Aditya Suharmoko, The Jakarta Post, Jakarta
Business players have demanded the government immediately provide certainty on its fiscal policy as they struggle to formulate business plans amid global market pressures.
Speaking at a discussion held by the central bank Wednesday, Indonesian Employers Association (Apindo) chairman Sofyan Wanandi said it was crucial the government be concerned about rising global oil prices that may stretch fuel subsidies.
"The government better not make only promises, so we can be certain in planning our businesses," Sofyan said.
Sofyan said if the government could not be firm in determining its fiscal policy, businesses might collapse and lead to increasing unemployment.
"Small and medium businesses have closed their enterprises, while in the (1997) crisis they were the ones that held the economy together," he said.

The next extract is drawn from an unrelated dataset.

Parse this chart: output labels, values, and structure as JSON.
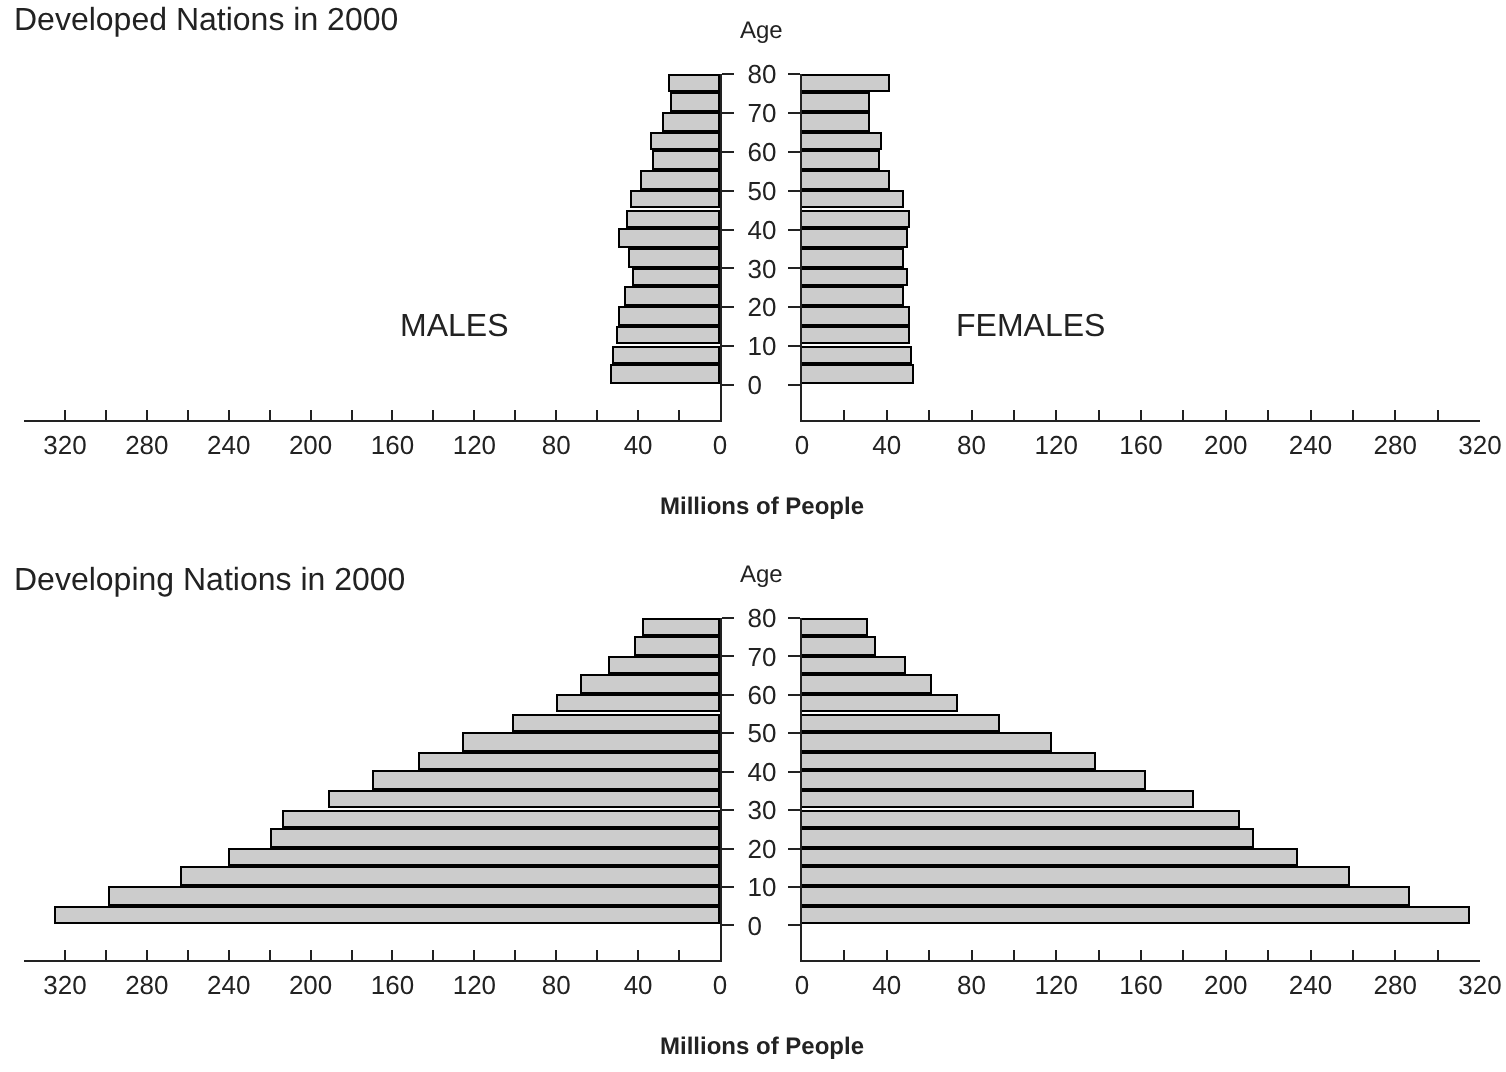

After calculating the rise in global oil prices, the government earlier this month wrapped up the revision of the 2008 state budget -- normally carried out at the beginning of the second semester.
In the revised budget, the government estimated the Indonesian Crude Price (ICP) -- the country's benchmark oil price -- at US$95 a barrel, up from $60 a barrel in the first 2008 state budget.

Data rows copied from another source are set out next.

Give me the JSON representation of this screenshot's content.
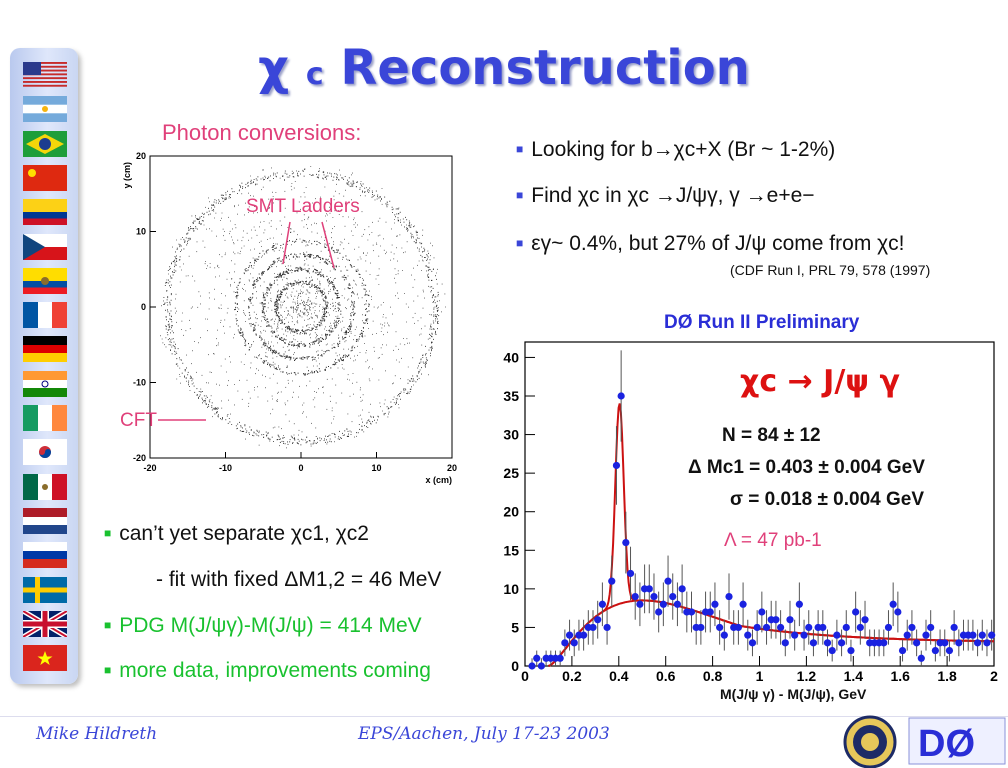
{
  "title": {
    "symbol": "χ",
    "sub": "c",
    "text": "Reconstruction"
  },
  "photon_label": "Photon conversions:",
  "annotations": {
    "smt": "SMT Ladders",
    "cft": "CFT"
  },
  "bullets_right": [
    "Looking for b→χc+X   (Br ~ 1-2%)",
    "Find χc in χc →J/ψγ,  γ →e+e−",
    "εγ~ 0.4%, but 27% of J/ψ come from χc!"
  ],
  "reference": "(CDF Run I, PRL 79, 578 (1997)",
  "bullets_left": {
    "b1": "can’t yet separate χc1, χc2",
    "b1_sub": "- fit with fixed ΔM1,2 = 46 MeV",
    "b2": "PDG M(J/ψγ)-M(J/ψ) = 414 MeV",
    "b3": "more data, improvements coming"
  },
  "footer": {
    "author": "Mike Hildreth",
    "conference": "EPS/Aachen, July 17-23 2003"
  },
  "flags": [
    "usa-flag",
    "argentina-flag",
    "brazil-flag",
    "china-flag",
    "colombia-flag",
    "czech-flag",
    "ecuador-flag",
    "france-flag",
    "germany-flag",
    "india-flag",
    "ireland-flag",
    "korea-flag",
    "mexico-flag",
    "netherlands-flag",
    "russia-flag",
    "sweden-flag",
    "uk-flag",
    "vietnam-flag"
  ],
  "colors": {
    "title_blue": "#3a46d8",
    "accent_pink": "#e0407a",
    "bullet_green": "#19c12f",
    "fit_red": "#cc1111",
    "point_blue": "#1a22e0"
  },
  "chart_data": [
    {
      "type": "scatter",
      "title": "",
      "xlabel": "x (cm)",
      "ylabel": "y (cm)",
      "xlim": [
        -20,
        20
      ],
      "ylim": [
        -20,
        20
      ],
      "xticks": [
        -20,
        -10,
        0,
        10,
        20
      ],
      "yticks": [
        -20,
        -10,
        0,
        10,
        20
      ],
      "description_regions": [
        "SMT Ladders",
        "CFT"
      ]
    },
    {
      "type": "scatter",
      "title": "DØ Run II Preliminary",
      "xlabel": "M(J/ψ γ) - M(J/ψ), GeV",
      "ylabel": "",
      "xlim": [
        0,
        2
      ],
      "ylim": [
        0,
        42
      ],
      "xticks": [
        0,
        0.2,
        0.4,
        0.6,
        0.8,
        1,
        1.2,
        1.4,
        1.6,
        1.8,
        2
      ],
      "yticks": [
        0,
        5,
        10,
        15,
        20,
        25,
        30,
        35,
        40
      ],
      "legend": {
        "process": "χc → J/ψ γ",
        "N": "N = 84 ± 12",
        "dM": "Δ Mc1 = 0.403 ± 0.004 GeV",
        "sigma": "σ = 0.018 ± 0.004 GeV",
        "lumi": "Λ = 47 pb-1"
      },
      "points": [
        [
          0.03,
          0
        ],
        [
          0.05,
          1
        ],
        [
          0.07,
          0
        ],
        [
          0.09,
          1
        ],
        [
          0.11,
          1
        ],
        [
          0.13,
          1
        ],
        [
          0.15,
          1
        ],
        [
          0.17,
          3
        ],
        [
          0.19,
          4
        ],
        [
          0.21,
          3
        ],
        [
          0.23,
          4
        ],
        [
          0.25,
          4
        ],
        [
          0.27,
          5
        ],
        [
          0.29,
          5
        ],
        [
          0.31,
          6
        ],
        [
          0.33,
          8
        ],
        [
          0.35,
          5
        ],
        [
          0.37,
          11
        ],
        [
          0.39,
          26
        ],
        [
          0.41,
          35
        ],
        [
          0.43,
          16
        ],
        [
          0.45,
          12
        ],
        [
          0.47,
          9
        ],
        [
          0.49,
          8
        ],
        [
          0.51,
          10
        ],
        [
          0.53,
          10
        ],
        [
          0.55,
          9
        ],
        [
          0.57,
          7
        ],
        [
          0.59,
          8
        ],
        [
          0.61,
          11
        ],
        [
          0.63,
          9
        ],
        [
          0.65,
          8
        ],
        [
          0.67,
          10
        ],
        [
          0.69,
          7
        ],
        [
          0.71,
          7
        ],
        [
          0.73,
          5
        ],
        [
          0.75,
          5
        ],
        [
          0.77,
          7
        ],
        [
          0.79,
          7
        ],
        [
          0.81,
          8
        ],
        [
          0.83,
          5
        ],
        [
          0.85,
          4
        ],
        [
          0.87,
          9
        ],
        [
          0.89,
          5
        ],
        [
          0.91,
          5
        ],
        [
          0.93,
          8
        ],
        [
          0.95,
          4
        ],
        [
          0.97,
          3
        ],
        [
          0.99,
          5
        ],
        [
          1.01,
          7
        ],
        [
          1.03,
          5
        ],
        [
          1.05,
          6
        ],
        [
          1.07,
          6
        ],
        [
          1.09,
          5
        ],
        [
          1.11,
          3
        ],
        [
          1.13,
          6
        ],
        [
          1.15,
          4
        ],
        [
          1.17,
          8
        ],
        [
          1.19,
          4
        ],
        [
          1.21,
          5
        ],
        [
          1.23,
          3
        ],
        [
          1.25,
          5
        ],
        [
          1.27,
          5
        ],
        [
          1.29,
          3
        ],
        [
          1.31,
          2
        ],
        [
          1.33,
          4
        ],
        [
          1.35,
          3
        ],
        [
          1.37,
          5
        ],
        [
          1.39,
          2
        ],
        [
          1.41,
          7
        ],
        [
          1.43,
          5
        ],
        [
          1.45,
          6
        ],
        [
          1.47,
          3
        ],
        [
          1.49,
          3
        ],
        [
          1.51,
          3
        ],
        [
          1.53,
          3
        ],
        [
          1.55,
          5
        ],
        [
          1.57,
          8
        ],
        [
          1.59,
          7
        ],
        [
          1.61,
          2
        ],
        [
          1.63,
          4
        ],
        [
          1.65,
          5
        ],
        [
          1.67,
          3
        ],
        [
          1.69,
          1
        ],
        [
          1.71,
          4
        ],
        [
          1.73,
          5
        ],
        [
          1.75,
          2
        ],
        [
          1.77,
          3
        ],
        [
          1.79,
          3
        ],
        [
          1.81,
          2
        ],
        [
          1.83,
          5
        ],
        [
          1.85,
          3
        ],
        [
          1.87,
          4
        ],
        [
          1.89,
          4
        ],
        [
          1.91,
          4
        ],
        [
          1.93,
          3
        ],
        [
          1.95,
          4
        ],
        [
          1.97,
          3
        ],
        [
          1.99,
          4
        ]
      ],
      "fit": {
        "signal_mean": 0.403,
        "signal_sigma": 0.018,
        "signal_peak": 26,
        "background_peak": 8.5
      }
    }
  ]
}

Under the new oil price assumption, the planned fuel subsidies rose from Rp 42 trillion ($4.5 billion) to Rp 126.82 trillion, about 12 percent of the government's Rp 987.48 trillion total spending.
A provision in the budget says the government is allowed under the law to cut fuel subsidies if the ICP price exceeds an average of $100 a barrel and the total annual consumption is estimated to go beyond 37 million kiloliters.
The average ICP price in the fist quarter already stood at $103.10 a barrel. On Wednesday, the crude oil price for June delivery was priced at $117.12 a barrel in New York, according to Bloomberg.
Despite the growing pressure on the state budget, the government has yet to decide whether it will lift the subsidies and raise fuel prices.
Indonesian Chamber of Commerce and Industry (Kadin) chairman M.S. Hidayat said the market was now evaluating all the assumptions stated in the revised budget.
"The main problem is the rise in oil prices," said Hidayat.
However, he said the government had promised to be serious in calculating the impact of oil prices on businesses.
The World Bank has also criticized the government for continuing the subsidies despite evidence they only benefit car users with higher monthly spending capacities.
WB country director Joachim von Amsberg said the fuel subsidy had been poorly targeted, would only promote consumption and would not help the poor, adding that he questioned the subsidy figure that was two-and-a-half times higher than allocations for investment in social development.
The Finance Minister told reporters after a meeting with the central bank that Indonesia could still withstand external shocks coming from the rise in global oil and commodity prices.
Finance Ministry head of fiscal policy (BKF) Anggito Abimanyu said the government had conducted simulations to prepare for a worst-case scenario if the oil prices kept increasing.
"We also have a team whose job is mitigating fiscal risks," said Anggito.
He said the government had a policy to cap fuel subsidies at a certain amount so the state budget would not be overburdened by subsidies.